The aspiration points that by year 2063 “Africa shall be an inclusive continent where no child, woman or man will be left behind or excluded, on the basis of gender, political affiliation, religion, ethnic affiliation, locality, age or other factors. All the citizens of Africa will be actively involved in decision making in all aspects of development, including social, economic, political and environmental”.
Coming to the Southern African Development Community (SADC), where Lesotho is also a member state, a SADC Protocol on gender and development has been developed and member states are expected to frequently report on progress towards meeting its goals.
However Nyamweda points that there is much that the continent needs to do to achieve its ambition of empowering women and ending inequality.
Nyamweda points that while women represent more than half of the population in many African countries they are underrepresented or misrepresented throughout all existing media whether online or offline, news media or entertainment.
“Their voices are not heard, they are likely to be portrayed in a stereotypical manner and they are less likely to hold influential positions in the media and Information Communications Technology (ICT).
“The 2015 Global Media Monitoring Project notes that in Africa women’s relative presence in the news has increased from 19 percent in 2010 to merely 22 percent in 2015.

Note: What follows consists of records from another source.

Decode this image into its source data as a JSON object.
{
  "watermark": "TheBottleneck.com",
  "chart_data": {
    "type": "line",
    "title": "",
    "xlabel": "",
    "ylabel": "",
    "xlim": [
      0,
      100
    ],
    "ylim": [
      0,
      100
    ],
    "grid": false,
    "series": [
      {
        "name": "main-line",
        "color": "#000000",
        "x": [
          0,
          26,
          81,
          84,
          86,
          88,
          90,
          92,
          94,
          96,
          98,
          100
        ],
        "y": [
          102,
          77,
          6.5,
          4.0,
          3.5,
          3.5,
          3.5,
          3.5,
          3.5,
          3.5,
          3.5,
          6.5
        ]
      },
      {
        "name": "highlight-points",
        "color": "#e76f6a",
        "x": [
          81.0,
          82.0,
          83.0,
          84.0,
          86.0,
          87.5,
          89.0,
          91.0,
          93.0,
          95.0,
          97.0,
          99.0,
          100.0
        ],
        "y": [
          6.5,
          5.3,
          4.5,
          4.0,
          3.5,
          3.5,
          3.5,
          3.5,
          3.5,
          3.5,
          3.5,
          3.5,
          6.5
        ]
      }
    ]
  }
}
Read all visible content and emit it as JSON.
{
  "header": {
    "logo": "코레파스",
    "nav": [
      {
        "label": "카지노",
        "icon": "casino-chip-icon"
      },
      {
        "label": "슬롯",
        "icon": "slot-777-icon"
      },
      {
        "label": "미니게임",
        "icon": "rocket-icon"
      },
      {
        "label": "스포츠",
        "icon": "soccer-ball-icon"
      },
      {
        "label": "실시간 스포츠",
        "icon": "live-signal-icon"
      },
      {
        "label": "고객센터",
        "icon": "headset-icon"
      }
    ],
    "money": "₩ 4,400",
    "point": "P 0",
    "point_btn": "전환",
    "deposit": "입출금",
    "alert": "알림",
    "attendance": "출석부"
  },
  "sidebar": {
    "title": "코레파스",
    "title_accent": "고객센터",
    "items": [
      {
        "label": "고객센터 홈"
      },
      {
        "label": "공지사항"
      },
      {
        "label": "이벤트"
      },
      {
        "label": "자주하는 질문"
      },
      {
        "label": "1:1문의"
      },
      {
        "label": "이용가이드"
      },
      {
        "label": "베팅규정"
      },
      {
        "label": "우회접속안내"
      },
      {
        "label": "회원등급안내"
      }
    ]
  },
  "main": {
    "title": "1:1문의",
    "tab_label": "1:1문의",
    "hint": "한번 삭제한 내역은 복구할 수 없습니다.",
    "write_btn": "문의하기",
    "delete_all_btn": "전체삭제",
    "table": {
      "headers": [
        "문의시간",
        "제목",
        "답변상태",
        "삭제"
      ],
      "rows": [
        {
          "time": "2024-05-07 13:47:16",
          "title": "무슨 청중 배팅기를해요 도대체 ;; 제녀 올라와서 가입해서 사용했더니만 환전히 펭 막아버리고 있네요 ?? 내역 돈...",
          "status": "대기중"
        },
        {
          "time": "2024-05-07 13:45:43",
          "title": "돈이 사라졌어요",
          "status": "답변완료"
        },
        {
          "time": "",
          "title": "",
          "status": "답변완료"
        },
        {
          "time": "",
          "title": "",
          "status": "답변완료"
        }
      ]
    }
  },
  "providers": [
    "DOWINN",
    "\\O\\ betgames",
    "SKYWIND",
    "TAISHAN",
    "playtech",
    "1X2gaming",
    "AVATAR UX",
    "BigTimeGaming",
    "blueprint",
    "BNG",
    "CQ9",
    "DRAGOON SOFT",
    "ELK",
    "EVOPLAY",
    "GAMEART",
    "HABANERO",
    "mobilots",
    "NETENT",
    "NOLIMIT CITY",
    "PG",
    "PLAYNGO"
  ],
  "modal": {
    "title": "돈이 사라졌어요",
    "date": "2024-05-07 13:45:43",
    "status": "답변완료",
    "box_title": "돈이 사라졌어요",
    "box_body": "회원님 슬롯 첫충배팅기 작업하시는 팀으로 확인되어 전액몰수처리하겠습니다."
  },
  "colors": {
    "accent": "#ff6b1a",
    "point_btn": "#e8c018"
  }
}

“Women continue to enjoy less access to ICTs and the violence that women face offline is extending to online spheres,” said Nyamweda.
She further notes with concern that despite the existing gaps countries in Africa continue to have weak or no specific gender provisions in media laws and policies.
Nyamweda notes that the eexclusion of women voices transcends borders and only recoded women voices in the media recorded at 24 percent globally and 22 percent in Africa.
She said the most popular and most covered news in Africa has the least women speaking on those topics so their voices are not always on the agenda.
She adds that there is narrow interpretation of which news women should feature and most women voices relegated to social news, entertainment and domestic violence.
However she notes currently there are increasing women numbers in the media industry and in decision making but men still dominate in the sector.
She said in the Sub-Saharan Africa only 28 percent are board members, 24 percent top and only 5 in senior management.
Nyamweda Recommended to the African states need to create research and analysis of gender in the African context as most of the research on gender and media used in Africa is borrowed from Europe.
“So governments need to urge research on gender and the media especially through public institutions of higher learning.
“Partnerships on this research to evaluate progresss and get remedies need to take place because most research is coming from civil soicety and departments of journalism,”said Nyamweda.
On media houses, Nyamweda said they need to set targets of the own in the lead up to 2030 in terms of voice, participation, decision making and in creating programmes stories about women.
She also recommends that governments must empower women and invest in women through public and community media to create content that is relevant to them in their own languages and that which will respond to their needs.
Nyamweda adds that gender must be mainstreamed in all publicly funded media training institutions and encourage private owned institutions to follow suit.
She also recommends that women participation can be increased through enforcement of quota mechanisms to allow them a chance into the Industry like mandatory licensing requirements for media houses and mechanisms to see this through.
On the other hand, Leslie Richer, the Director of information and communications at the African Union (AU) said the continent is working on a first ten year implementation plan of agenda 2063.
Richer also noted Agenda 2063 recognizes that for Africa to archive its full potential, the investment in any sector including communication and ICT must be holistic and inclusive, ensuring access by all member of society to technology and the knowledge economy.
Richer also notes that to ensure that Agenda 2063 aspirations 6 are archived “there is a dire need for a new gender strategy” which continent should consider adopting and member state must implement.